‘India’s Biggest Weapon Against China: Andaman & Nicobar Islands’

The Quint’s Nishtha Gautam speaks to former Lt Gov, Andaman & Nicobar Islands, Lt Gen (Retd) AK Singh.

2 min read

The Quint’s Nishtha Gautam caught up with former Lt Governor of Andaman & Nicobar and Puducherry, Lt Gen (Retd) AK Singh, on the question of whether or not the Andaman & Nicobar islands can act as a deterrent against China, amidst border tensions.

India and China both suffered losses at Galwan Valley, Ladakh, on the night of 15 June, in a clash – India lost about 20 of its men, and China is yet to confirm its casualties.

The two neighbouring countries are currently amidst the disengagement process which began in some standoff points in eastern Ladakh across the Line of Actual Control (LAC), including in Galwan Valley. On Thursday, 16 June, the Ministry of External Affairs said in a rebuttal to reports that New Delhi had ‘ceded territory to China in Ladakh’ post-standoff, that there is no change with respect to India's position on the LAC.

Here are excerpts from the interview with Lt Gen (Retd) AK Singh:


Nishtha Gautam: Can Andaman & Nicobar islands act as a deterrent against aggression from China?

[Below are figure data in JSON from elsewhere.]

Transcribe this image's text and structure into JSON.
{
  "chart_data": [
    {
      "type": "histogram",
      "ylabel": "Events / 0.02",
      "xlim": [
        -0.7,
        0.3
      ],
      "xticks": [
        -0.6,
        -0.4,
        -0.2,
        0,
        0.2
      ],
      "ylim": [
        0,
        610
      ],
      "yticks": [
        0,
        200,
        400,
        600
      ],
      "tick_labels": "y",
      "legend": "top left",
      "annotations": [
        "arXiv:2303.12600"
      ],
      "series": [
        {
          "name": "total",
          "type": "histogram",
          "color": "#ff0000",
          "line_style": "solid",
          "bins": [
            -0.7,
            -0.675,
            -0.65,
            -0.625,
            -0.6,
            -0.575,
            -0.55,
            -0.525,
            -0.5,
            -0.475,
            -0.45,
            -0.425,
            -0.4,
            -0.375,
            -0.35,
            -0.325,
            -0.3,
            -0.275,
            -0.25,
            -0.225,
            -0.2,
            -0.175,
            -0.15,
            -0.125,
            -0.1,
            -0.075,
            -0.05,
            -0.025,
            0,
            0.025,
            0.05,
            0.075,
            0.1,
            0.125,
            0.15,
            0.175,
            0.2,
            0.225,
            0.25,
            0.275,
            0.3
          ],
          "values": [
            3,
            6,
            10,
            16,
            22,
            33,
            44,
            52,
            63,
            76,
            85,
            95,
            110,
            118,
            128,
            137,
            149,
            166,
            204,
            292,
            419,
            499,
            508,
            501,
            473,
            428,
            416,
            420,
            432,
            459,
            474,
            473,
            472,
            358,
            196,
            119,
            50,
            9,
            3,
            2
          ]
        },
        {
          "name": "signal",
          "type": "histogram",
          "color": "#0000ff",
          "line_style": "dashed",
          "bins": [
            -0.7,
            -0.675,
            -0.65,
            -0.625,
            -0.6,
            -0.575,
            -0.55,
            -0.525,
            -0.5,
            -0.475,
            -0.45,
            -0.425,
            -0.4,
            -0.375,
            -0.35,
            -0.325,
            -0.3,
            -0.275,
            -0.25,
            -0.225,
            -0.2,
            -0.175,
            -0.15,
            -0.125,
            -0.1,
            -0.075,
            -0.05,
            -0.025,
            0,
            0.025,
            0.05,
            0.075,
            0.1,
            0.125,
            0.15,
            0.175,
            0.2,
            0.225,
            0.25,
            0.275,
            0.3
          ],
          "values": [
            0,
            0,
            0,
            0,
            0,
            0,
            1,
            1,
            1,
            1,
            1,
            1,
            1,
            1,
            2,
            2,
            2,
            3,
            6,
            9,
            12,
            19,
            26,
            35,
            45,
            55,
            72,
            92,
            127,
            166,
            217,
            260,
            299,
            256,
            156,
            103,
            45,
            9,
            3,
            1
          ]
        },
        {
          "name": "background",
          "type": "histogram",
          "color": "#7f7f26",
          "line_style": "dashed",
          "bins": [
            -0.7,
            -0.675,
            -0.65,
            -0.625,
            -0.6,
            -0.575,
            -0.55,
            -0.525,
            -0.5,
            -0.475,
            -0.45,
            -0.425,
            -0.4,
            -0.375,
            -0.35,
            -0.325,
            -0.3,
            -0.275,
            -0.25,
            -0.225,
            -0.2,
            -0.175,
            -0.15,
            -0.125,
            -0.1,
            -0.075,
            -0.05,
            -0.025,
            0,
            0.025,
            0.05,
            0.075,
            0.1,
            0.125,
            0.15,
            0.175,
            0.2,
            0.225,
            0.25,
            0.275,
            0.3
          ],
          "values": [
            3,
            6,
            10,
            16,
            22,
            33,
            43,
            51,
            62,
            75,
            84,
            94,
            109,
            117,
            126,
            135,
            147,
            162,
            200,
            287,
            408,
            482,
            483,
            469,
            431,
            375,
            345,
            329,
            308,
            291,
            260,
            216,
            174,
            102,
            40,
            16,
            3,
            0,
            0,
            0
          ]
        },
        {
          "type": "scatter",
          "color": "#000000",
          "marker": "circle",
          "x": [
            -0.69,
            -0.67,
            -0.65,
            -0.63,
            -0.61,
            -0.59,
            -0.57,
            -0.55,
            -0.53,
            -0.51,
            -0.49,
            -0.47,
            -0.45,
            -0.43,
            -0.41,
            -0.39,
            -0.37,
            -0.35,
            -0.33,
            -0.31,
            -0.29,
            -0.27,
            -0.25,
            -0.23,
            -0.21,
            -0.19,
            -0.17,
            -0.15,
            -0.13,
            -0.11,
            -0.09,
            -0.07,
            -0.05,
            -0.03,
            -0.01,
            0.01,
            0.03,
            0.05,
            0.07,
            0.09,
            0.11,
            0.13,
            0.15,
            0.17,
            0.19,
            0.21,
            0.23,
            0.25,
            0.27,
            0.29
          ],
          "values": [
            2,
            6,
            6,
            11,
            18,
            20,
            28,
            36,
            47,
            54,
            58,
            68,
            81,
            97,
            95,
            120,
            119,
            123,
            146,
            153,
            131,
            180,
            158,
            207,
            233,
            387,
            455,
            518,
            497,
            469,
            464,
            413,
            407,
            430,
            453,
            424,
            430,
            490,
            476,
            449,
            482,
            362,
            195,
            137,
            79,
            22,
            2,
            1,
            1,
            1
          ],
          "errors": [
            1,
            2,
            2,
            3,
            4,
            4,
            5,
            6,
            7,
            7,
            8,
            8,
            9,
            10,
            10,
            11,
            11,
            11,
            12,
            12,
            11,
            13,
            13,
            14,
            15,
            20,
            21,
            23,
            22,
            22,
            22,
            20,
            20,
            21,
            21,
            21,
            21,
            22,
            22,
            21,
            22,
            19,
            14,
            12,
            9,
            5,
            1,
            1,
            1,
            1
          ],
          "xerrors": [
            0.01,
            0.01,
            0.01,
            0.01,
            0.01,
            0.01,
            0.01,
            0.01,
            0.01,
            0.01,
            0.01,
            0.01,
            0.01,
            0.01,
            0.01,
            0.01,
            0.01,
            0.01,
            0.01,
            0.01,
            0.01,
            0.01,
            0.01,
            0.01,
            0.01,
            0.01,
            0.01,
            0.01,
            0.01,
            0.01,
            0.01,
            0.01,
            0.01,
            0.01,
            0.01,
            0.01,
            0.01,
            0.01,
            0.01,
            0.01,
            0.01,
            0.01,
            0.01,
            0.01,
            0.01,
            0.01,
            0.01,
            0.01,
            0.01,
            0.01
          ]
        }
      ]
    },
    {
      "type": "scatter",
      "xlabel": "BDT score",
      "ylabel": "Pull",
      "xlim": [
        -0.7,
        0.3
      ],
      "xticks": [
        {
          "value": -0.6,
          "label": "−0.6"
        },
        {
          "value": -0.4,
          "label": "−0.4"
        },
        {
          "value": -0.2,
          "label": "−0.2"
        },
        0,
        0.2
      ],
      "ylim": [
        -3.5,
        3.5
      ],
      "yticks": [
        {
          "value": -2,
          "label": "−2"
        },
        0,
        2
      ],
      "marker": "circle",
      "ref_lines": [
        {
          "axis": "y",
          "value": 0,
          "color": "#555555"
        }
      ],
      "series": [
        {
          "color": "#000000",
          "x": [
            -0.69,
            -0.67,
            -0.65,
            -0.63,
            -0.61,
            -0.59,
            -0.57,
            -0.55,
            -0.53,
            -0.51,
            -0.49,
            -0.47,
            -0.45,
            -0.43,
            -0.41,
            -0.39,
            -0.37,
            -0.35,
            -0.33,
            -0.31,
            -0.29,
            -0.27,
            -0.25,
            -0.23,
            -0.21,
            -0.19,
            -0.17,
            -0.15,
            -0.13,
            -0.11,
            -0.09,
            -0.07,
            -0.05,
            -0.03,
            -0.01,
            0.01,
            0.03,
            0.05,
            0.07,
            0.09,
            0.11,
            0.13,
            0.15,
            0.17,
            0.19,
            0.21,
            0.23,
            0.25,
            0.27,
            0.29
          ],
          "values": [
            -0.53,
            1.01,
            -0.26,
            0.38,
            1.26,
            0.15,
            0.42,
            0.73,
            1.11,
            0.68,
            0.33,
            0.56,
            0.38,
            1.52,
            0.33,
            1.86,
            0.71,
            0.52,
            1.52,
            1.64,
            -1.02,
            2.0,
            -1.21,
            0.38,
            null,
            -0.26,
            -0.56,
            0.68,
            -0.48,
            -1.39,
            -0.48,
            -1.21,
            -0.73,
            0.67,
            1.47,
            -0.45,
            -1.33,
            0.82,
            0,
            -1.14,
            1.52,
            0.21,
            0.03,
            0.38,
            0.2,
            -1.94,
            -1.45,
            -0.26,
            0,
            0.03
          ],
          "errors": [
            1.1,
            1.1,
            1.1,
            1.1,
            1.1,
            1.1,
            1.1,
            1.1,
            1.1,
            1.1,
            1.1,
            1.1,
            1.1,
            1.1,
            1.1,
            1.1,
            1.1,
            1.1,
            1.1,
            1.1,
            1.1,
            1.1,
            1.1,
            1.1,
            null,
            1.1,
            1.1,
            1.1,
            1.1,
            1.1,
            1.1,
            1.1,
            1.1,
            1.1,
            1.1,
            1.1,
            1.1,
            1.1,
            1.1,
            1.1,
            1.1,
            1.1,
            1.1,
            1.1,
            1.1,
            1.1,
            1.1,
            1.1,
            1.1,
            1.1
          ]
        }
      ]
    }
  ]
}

Lt Gen (Retd) AK Singh: The sea has a different dimension. To take a call on activating our maritime dimension, is a great political and strategic decision. There are laws of the sea, which are in existence, there are Sea Commons, which are to be respected, and it’s not easy... we normally, glibly use this term, that we will ‘blockade Malacca Straits’ –– you know, when you blockade a port of any country, it is an act of war...

Nishtha Gautam: Since you have served there (A&N islands) as Lt Governor, who better than you to give us insights into how strategically important the Andaman and Nicobar Islands are to us, in the present scenario.

Lt Gen (Retd) AK Singh: Not many people in our country understand or know about the Andaman & Nicobar islands, except for the tourist portion. When we were conducting the 2014 election, and I was there, the Home Ministry decided to send a CRPF company, although we didn’t want it. It is a very peaceful place. So a signal comes from the headquarters, to the local administration that ‘please (they were coming from Tamil Nadu) reserve two coaches in a train to Port Blair. So I circled it in red and sent it back –– ‘that it’s not trains... you have to come by ship or air’. That is the knowledge (of people about the islands).